Studies show that US coverage is Israeli-centric. The main bureaus for CNN, Associated Press, Time, etc. are located in Israel and often staffed by Israelis. The son of the NY Times bureau chief is in the Israeli army;"pundit" Jeffrey Goldberg served in the IDF; Wolf Blitzer worked for AIPAC. Because the U.S. gives Israel over $8 million/day - more than to any other nation - we feel it is essential that we be fully informed on this region. Below are news reports to augment mainstream coverage.

Friday, June 24, 2011

Oxfam: Gaza medicine shortage has reached "alarming proportions'' due to Israeli closure

Ma'an – Gaza's medicine shortage has reached "alarming proportions," international aid group Oxfam said Friday, quoting medical officials saying that drugs were held up at Israel's crossing into Gaza.

Shifa Hospital in Gaza City has only five vials left to dissolve blood clots, the director of Gaza's Central Drug Store told Oxfam, and kidney transplant patients are at risk of rejected organs due to drug shortages, a release from the international organization said.

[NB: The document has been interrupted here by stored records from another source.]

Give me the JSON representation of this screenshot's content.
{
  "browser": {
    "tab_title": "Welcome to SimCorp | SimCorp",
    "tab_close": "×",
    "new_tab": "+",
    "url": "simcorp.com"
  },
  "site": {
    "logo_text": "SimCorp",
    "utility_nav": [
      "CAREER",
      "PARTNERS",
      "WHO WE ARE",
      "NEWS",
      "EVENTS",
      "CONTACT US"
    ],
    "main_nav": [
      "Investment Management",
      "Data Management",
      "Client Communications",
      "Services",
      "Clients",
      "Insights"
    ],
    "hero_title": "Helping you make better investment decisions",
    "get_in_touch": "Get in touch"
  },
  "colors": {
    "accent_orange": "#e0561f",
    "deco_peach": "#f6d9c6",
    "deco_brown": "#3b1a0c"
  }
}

"Can you imagine after going through all the hardships to find a compatible kidney, having it rejected because drugs did not enter Gaza?" Dr Mohammed Zamili said, noting that deliveries from the Ministry of Health in Ramallah were not meeting the huge shortage of medicines.

"There are also some trucks held up at the Kerem Shalom crossing and we don't know exactly what's in them," he added.

Oxfam said that drug suppliers in the West Bank have held back medical supplies after the Ramallah government defaulted on payments, and the West Bank was also facing a shortage of 150 drugs.

In Gaza "a total of 178 types of medications and 123 types of medical supplies have already run out and others have reached their expiration date," according to an Oxfam report last week.

A delivery of 20 truckloads of medicines from the Ramallah ministry in the past week was "nothing next to the enormous shortage we're facing," Zamili said.

On Saturday, the Ramallah Health Minister Fathi Abu Moghli accused the Hamas health ministry in Gaza of trying "to politicize the health sector" by blaming the Fatah-led Palestinian Authority for the shortages.

The Gaza ministry threatened to close hospitals and clinics "to disturb the reconciliation between Hamas and Fatah," Abu Moghli said.

But the medical supply chief urged attention to those in need. "Patients are the ones suffering from all this,” Zamili said.